Implemented Elements
- Window-based construction of neural samples from trial-structured data.
- Metadata tracking for local time, global time, trial identity and labels.
- Pairwise temporal-distance and label-distance construction.
- Combination of multiple distance matrices through weighted aggregation.
- Conversion of distance matrices into similarity targets.
- CEBRA-oriented representation learning workflows.
- Latent trajectory simulation for synthetic neural data.
- Spike emission modeling through latent-to-rate and rate-to-count transformations.
- kNN-based decoding probes for behavioral or positional variables.
- Embedding and manifold visualization utilities.
Evaluation and Diagnostics
NeuroBridge treats decoding and visualization as diagnostic tools rather than as isolated final outputs.
- Decoding probes: assess whether embeddings preserve behavioral variables such as position, direction or trial condition.
- Latent recovery: compare learned embeddings with known latent variables in synthetic simulations.
- Similarity diagnostics: inspect whether the learned geometry reflects time, labels, trials or conditions.
- Manifold visualization: plot trajectories, condition averages and low-dimensional embeddings.
- Cross-subject comparison: evaluate consistency or coupling between representations from different subjects.
Methodological Note
The central idea of NeuroBridge is that representation learning should be tested through explicit structure: metadata, distances, similarities, decoding and controlled simulations.

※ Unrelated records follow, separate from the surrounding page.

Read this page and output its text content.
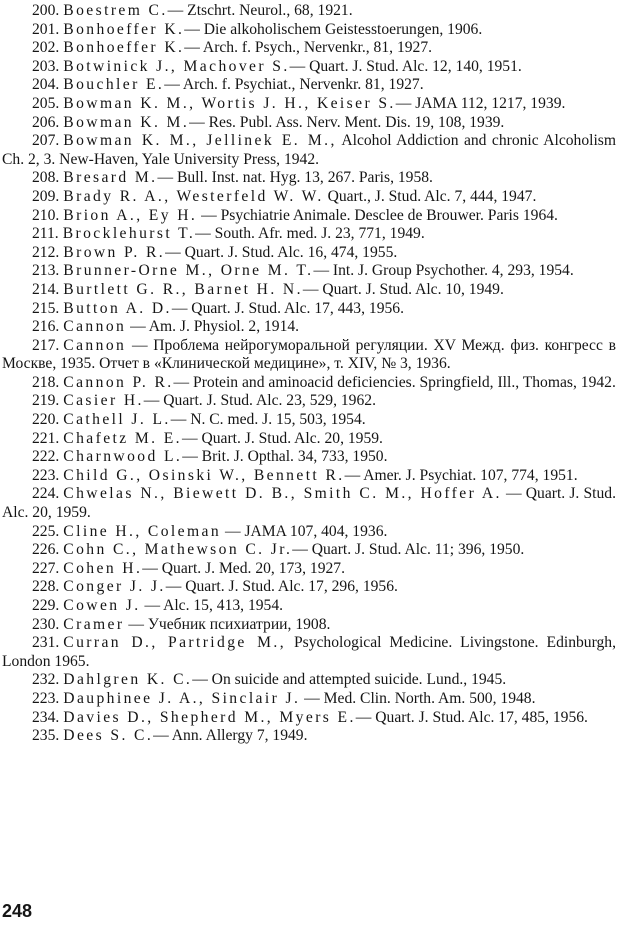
200. Boestrem C.— Ztschrt. Neurol., 68, 1921.
201. Bonhoeffer K.— Die alkoholischem Geistesstoerungen, 1906.
202. Bonhoeffer K.— Arch. f. Psych., Nervenkr., 81, 1927.
203. Botwinick J., Machover S.— Quart. J. Stud. Alc. 12, 140, 1951.
204. Bouchler E.— Arch. f. Psychiat., Nervenkr. 81, 1927.
205. Bowman K. M., Wortis J. H., Keiser S.— JAMA 112, 1217, 1939.
206. Bowman K. M.— Res. Publ. Ass. Nerv. Ment. Dis. 19, 108, 1939.
207. Bowman K. M., Jellinek E. M., Alcohol Addiction and chronic Alcoholism Ch. 2, 3. New-Haven, Yale University Press, 1942.
208. Bresard M.— Bull. Inst. nat. Hyg. 13, 267. Paris, 1958.
209. Brady R. A., Westerfeld W. W. Quart., J. Stud. Alc. 7, 444, 1947.
210. Brion A., Ey H. — Psychiatrie Animale. Desclee de Brouwer. Paris 1964.
211. Brocklehurst T.— South. Afr. med. J. 23, 771, 1949.
212. Brown P. R.— Quart. J. Stud. Alc. 16, 474, 1955.
213. Brunner-Orne M., Orne M. T.— Int. J. Group Psychother. 4, 293, 1954.
214. Burtlett G. R., Barnet H. N.— Quart. J. Stud. Alc. 10, 1949.
215. Button A. D.— Quart. J. Stud. Alc. 17, 443, 1956.
216. Cannon — Am. J. Physiol. 2, 1914.
217. Cannon — Проблема нейрогуморальной регуляции. XV Межд. физ. конгресс в Москве, 1935. Отчет в «Клинической медицине», т. XIV, № 3, 1936.
218. Cannon P. R.— Protein and aminoacid deficiencies. Springfield, Ill., Thomas, 1942.
219. Casier H.— Quart. J. Stud. Alc. 23, 529, 1962.
220. Cathell J. L.— N. C. med. J. 15, 503, 1954.
221. Chafetz M. E.— Quart. J. Stud. Alc. 20, 1959.
222. Charnwood L.— Brit. J. Opthal. 34, 733, 1950.
223. Child G., Osinski W., Bennett R.— Amer. J. Psychiat. 107, 774, 1951.
224. Chwelas N., Biewett D. B., Smith C. M., Hoffer A. — Quart. J. Stud. Alc. 20, 1959.
225. Cline H., Coleman — JAMA 107, 404, 1936.
226. Cohn C., Mathewson C. Jr.— Quart. J. Stud. Alc. 11; 396, 1950.
227. Cohen H.— Quart. J. Med. 20, 173, 1927.
228. Conger J. J.— Quart. J. Stud. Alc. 17, 296, 1956.
229. Cowen J. — Alc. 15, 413, 1954.
230. Cramer — Учебник психиатрии, 1908.
231. Curran D., Partridge M., Psychological Medicine. Livingstone. Edinburgh, London 1965.
232. Dahlgren K. C.— On suicide and attempted suicide. Lund., 1945.
223. Dauphinee J. A., Sinclair J. — Med. Clin. North. Am. 500, 1948.
234. Davies D., Shepherd M., Myers E.— Quart. J. Stud. Alc. 17, 485, 1956.
235. Dees S. C.— Ann. Allergy 7, 1949.
248
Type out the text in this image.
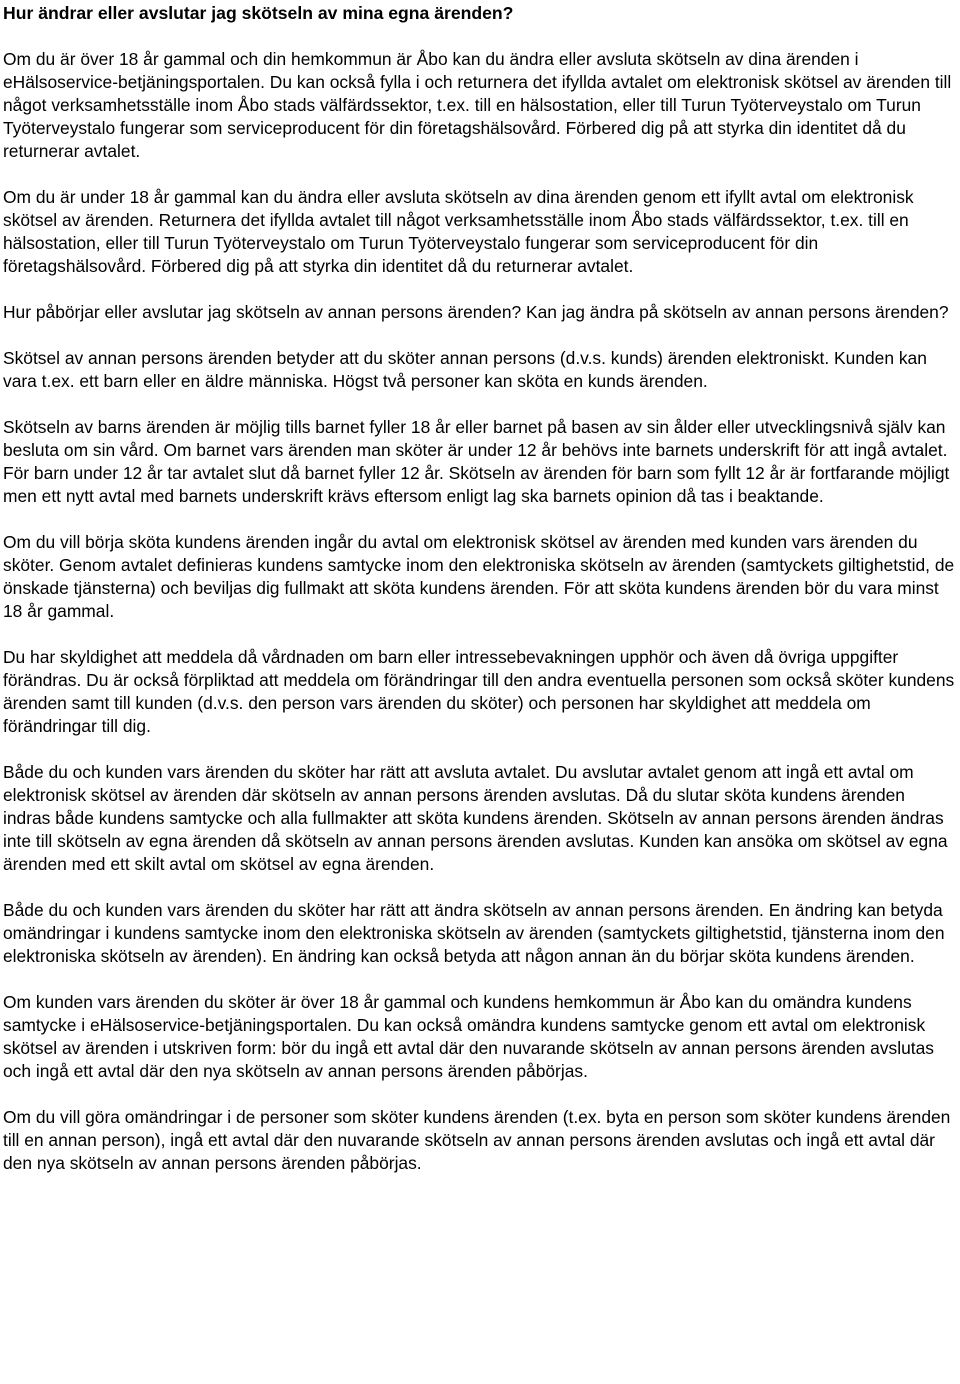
Hur ändrar eller avslutar jag skötseln av mina egna ärenden?

Om du är över 18 år gammal och din hemkommun är Åbo kan du ändra eller avsluta skötseln av dina ärenden i eHälsoservice-betjäningsportalen. Du kan också fylla i och returnera det ifyllda avtalet om elektronisk skötsel av ärenden till något verksamhetsställe inom Åbo stads välfärdssektor, t.ex. till en hälsostation, eller till Turun Työterveystalo om Turun Työterveystalo fungerar som serviceproducent för din företagshälsovård. Förbered dig på att styrka din identitet då du returnerar avtalet.

Om du är under 18 år gammal kan du ändra eller avsluta skötseln av dina ärenden genom ett ifyllt avtal om elektronisk skötsel av ärenden. Returnera det ifyllda avtalet till något verksamhetsställe inom Åbo stads välfärdssektor, t.ex. till en hälsostation, eller till Turun Työterveystalo om Turun Työterveystalo fungerar som serviceproducent för din företagshälsovård. Förbered dig på att styrka din identitet då du returnerar avtalet.

Hur påbörjar eller avslutar jag skötseln av annan persons ärenden? Kan jag ändra på skötseln av annan persons ärenden?

Skötsel av annan persons ärenden betyder att du sköter annan persons (d.v.s. kunds) ärenden elektroniskt. Kunden kan vara t.ex. ett barn eller en äldre människa. Högst två personer kan sköta en kunds ärenden.

Skötseln av barns ärenden är möjlig tills barnet fyller 18 år eller barnet på basen av sin ålder eller utvecklingsnivå själv kan besluta om sin vård. Om barnet vars ärenden man sköter är under 12 år behövs inte barnets underskrift för att ingå avtalet. För barn under 12 år tar avtalet slut då barnet fyller 12 år. Skötseln av ärenden för barn som fyllt 12 år är fortfarande möjligt men ett nytt avtal med barnets underskrift krävs eftersom enligt lag ska barnets opinion då tas i beaktande.

Om du vill börja sköta kundens ärenden ingår du avtal om elektronisk skötsel av ärenden med kunden vars ärenden du sköter. Genom avtalet definieras kundens samtycke inom den elektroniska skötseln av ärenden (samtyckets giltighetstid, de önskade tjänsterna) och beviljas dig fullmakt att sköta kundens ärenden. För att sköta kundens ärenden bör du vara minst 18 år gammal.

Du har skyldighet att meddela då vårdnaden om barn eller intressebevakningen upphör och även då övriga uppgifter förändras. Du är också förpliktad att meddela om förändringar till den andra eventuella personen som också sköter kundens ärenden samt till kunden (d.v.s. den person vars ärenden du sköter) och personen har skyldighet att meddela om förändringar till dig.

Både du och kunden vars ärenden du sköter har rätt att avsluta avtalet. Du avslutar avtalet genom att ingå ett avtal om elektronisk skötsel av ärenden där skötseln av annan persons ärenden avslutas. Då du slutar sköta kundens ärenden indras både kundens samtycke och alla fullmakter att sköta kundens ärenden. Skötseln av annan persons ärenden ändras inte till skötseln av egna ärenden då skötseln av annan persons ärenden avslutas. Kunden kan ansöka om skötsel av egna ärenden med ett skilt avtal om skötsel av egna ärenden.

Både du och kunden vars ärenden du sköter har rätt att ändra skötseln av annan persons ärenden. En ändring kan betyda omändringar i kundens samtycke inom den elektroniska skötseln av ärenden (samtyckets giltighetstid, tjänsterna inom den elektroniska skötseln av ärenden). En ändring kan också betyda att någon annan än du börjar sköta kundens ärenden.

Om kunden vars ärenden du sköter är över 18 år gammal och kundens hemkommun är Åbo kan du omändra kundens samtycke i eHälsoservice-betjäningsportalen. Du kan också omändra kundens samtycke genom ett avtal om elektronisk skötsel av ärenden i utskriven form: bör du ingå ett avtal där den nuvarande skötseln av annan persons ärenden avslutas och ingå ett avtal där den nya skötseln av annan persons ärenden påbörjas.

Om du vill göra omändringar i de personer som sköter kundens ärenden (t.ex. byta en person som sköter kundens ärenden till en annan person), ingå ett avtal där den nuvarande skötseln av annan persons ärenden avslutas och ingå ett avtal där den nya skötseln av annan persons ärenden påbörjas.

This avoids treating embeddings as black-box visual objects. Instead, the framework asks what information the representation preserves, what geometry it induces and whether that geometry is scientifically meaningful.
Current Limitations
NeuroBridge is an active research framework and not yet a polished software package.
- Some modules are still experimental or under refactoring.
- Several model families are planned but not yet fully integrated.
- Evaluation protocols need to be standardized across datasets and tasks.
- Cross-subject and cross-session validation remains an active development area.
- Documentation and reproducible experiment configuration are still being consolidated.
Research Direction
The long-term direction is to turn NeuroBridge into a controlled framework for neural representation learning, synthetic data generation and cross-subject comparison.
- Develop stronger encoder families for neural time series.
- Compare contrastive, generative and probabilistic latent models.
- Use synthetic data to validate whether learned embeddings recover known structure.
- Evaluate embeddings through decoding, stability and cross-subject consistency.
- Connect neural manifold learning with broader questions in representation learning and complex systems.
Resources
Technical report in preparation.
Code available upon request.
Technical Context
- Schneider, Lee & Mathis (2023), CEBRA — relevant as a contrastive learning framework for behavioral and neural data.
- Pandarinath et al. (2018), LFADS — relevant to latent dynamical modeling of neural population activity.
- Yu et al. (2009), Gaussian-process factor analysis — relevant to probabilistic latent trajectories in neural data.
- van der Maaten & Hinton (2008), t-SNE, and McInnes et al. (2018), UMAP — relevant as nonlinear dimensionality-reduction references for visualizing high-dimensional structure.